回复:[CODE SNIPPET] VB.NET制作词频表
以下是引用 xujiajin 在 2005-8-6 0:22:58 的发言:
dzhigner, 我是个外行,你还是帮忙看看上面的script有没有问题。谢谢。
如下是是一个类模块作为例子:
Imports System.IO
Imports System.Text
Imports System.Text.RegularExpressions
Public Class BUILD_WORDLIST_DEMO1
Dim TK As Integer
Private Function BUILDWLIST(ByVal FLNM As String, ByVal WDRegex As Regex, ByVal STRDELIMS As String, ByVal OUTPUT_UPCS As Boolean, ByVal ENCODING As Encoding, ByVal HASH2 As Hashtable) As StringBuilder
Dim WDUPCS, LINE As String
Dim WORDS As String()
Dim READER As System.IO.StreamReader
Dim HASHTBL As New Hashtable
Dim en As IEnumerator
Dim DELIMS As Char() = STRDELIMS.ToCharArray
Dim BOO As New StringBuilder
Try
READER = New System.IO.StreamReader(FLNM, ENCODING)
Do While Not READER.Peek < 0
LINE = Trim(READER.ReadLine)
If Not LINE = "" And Not LINE Is Nothing Then
WORDS = LINE.Split(DELIMS)
en = WORDS.GetEnumerator()
Do While en.MoveNext
If OUTPUT_UPCS Then
WDUPCS = CType(en.Current, String).ToUpper
If HASH2.Contains(WDUPCS) Then
WDUPCS = HASH2.Item(WDUPCS)
End If
Else
WDUPCS = CType(en.Current, String)
End If
If WDRegex.IsMatch(en.Current) Then
TK = TK + 1
If Not HASHTBL.Contains(WDUPCS) Then
HASHTBL.Add(WDUPCS, 1)
Else
HASHTBL.Item(WDUPCS) = CType(HASHTBL.Item(WDUPCS), Integer) + 1
End If
End If
Loop
End If
Loop
READER.Close()
Console.WriteLine(HASHTBL.Count)
Dim ENDIC As IDictionaryEnumerator = HASHTBL.GetEnumerator
Do While ENDIC.MoveNext
BOO.Append(CType(ENDIC.Key, String) & vbTab & CType(ENDIC.Value, String) & vbCrLf)
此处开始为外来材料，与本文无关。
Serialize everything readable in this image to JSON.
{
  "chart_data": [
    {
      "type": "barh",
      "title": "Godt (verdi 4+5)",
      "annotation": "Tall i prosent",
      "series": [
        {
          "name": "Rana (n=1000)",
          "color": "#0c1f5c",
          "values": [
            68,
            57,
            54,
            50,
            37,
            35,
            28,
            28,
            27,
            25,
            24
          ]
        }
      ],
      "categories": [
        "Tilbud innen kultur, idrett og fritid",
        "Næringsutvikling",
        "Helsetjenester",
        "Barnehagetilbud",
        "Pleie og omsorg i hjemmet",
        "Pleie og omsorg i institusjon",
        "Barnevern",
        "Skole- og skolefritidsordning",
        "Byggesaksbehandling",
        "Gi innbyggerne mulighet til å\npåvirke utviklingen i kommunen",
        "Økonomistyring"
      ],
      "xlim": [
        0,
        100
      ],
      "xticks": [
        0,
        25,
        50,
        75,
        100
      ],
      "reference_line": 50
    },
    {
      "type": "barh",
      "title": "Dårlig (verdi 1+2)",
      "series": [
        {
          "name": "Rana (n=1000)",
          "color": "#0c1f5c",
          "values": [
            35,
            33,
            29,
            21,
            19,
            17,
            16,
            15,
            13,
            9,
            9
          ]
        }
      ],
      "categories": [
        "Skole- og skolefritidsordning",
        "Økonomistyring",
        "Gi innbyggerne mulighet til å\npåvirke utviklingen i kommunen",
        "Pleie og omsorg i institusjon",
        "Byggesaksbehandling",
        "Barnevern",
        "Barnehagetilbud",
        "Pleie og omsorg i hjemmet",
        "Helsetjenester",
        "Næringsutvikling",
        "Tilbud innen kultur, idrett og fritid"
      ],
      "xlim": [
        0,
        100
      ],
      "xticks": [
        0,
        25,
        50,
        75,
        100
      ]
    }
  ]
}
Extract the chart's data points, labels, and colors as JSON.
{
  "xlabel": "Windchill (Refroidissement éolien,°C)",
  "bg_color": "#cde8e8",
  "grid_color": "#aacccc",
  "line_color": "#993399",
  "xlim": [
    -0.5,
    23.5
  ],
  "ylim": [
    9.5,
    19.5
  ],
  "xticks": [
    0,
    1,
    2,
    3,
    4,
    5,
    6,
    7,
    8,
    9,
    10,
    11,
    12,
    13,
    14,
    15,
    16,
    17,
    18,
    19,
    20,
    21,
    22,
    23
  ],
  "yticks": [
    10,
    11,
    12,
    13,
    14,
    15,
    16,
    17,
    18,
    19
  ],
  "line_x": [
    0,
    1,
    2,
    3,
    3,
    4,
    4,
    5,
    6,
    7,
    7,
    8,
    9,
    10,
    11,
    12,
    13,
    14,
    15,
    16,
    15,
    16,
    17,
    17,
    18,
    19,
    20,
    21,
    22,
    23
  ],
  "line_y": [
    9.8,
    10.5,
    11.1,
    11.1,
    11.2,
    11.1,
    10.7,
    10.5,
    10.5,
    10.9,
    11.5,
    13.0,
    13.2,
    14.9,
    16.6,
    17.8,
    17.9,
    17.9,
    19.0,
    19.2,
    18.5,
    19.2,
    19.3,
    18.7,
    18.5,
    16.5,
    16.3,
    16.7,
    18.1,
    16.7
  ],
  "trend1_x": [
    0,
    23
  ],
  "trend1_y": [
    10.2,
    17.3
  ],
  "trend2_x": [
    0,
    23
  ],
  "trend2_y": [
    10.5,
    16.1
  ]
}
' HASHTBL.Remove(ENDIC.Current)
Loop
HASHTBL = Nothing
Return BOO
Catch ex As Exception
MsgBox(ex.ToString)
READER.Close()
HASHTBL = Nothing
If Not BOO Is Nothing Then
Return BOO
BOO = Nothing
Else : Return Nothing
End If
End Try
End Function
Public Sub MAIN()
TK = 0
Dim HASH As New Hashtable
Dim LINE As String
Dim WORDS As String()
Dim DELI As Char()
ReDim DELI(0)
DELI(0) = "=" '本例中使用的词元表的结构如:abolished=abolish
Dim REGX As New Regex("^\b[A-Za-z\-]+\b", 9)
Dim EC As Encoding = Encoding.UTF8
Dim STRDELI As String = ".,;:!#$^&()<>+=/\'?|`~ " & Chr(34) & Chr(32)
Dim FN As String = "D:\ENGLISH_CORPORA\RAW\BROWN_SENTENCE.TXT"
Dim SB As StringBuilder
Dim LEMREADER As StreamReader = New StreamReader("D:\ENGLISH_CORPORA\LEMMALIST.TXT", EC)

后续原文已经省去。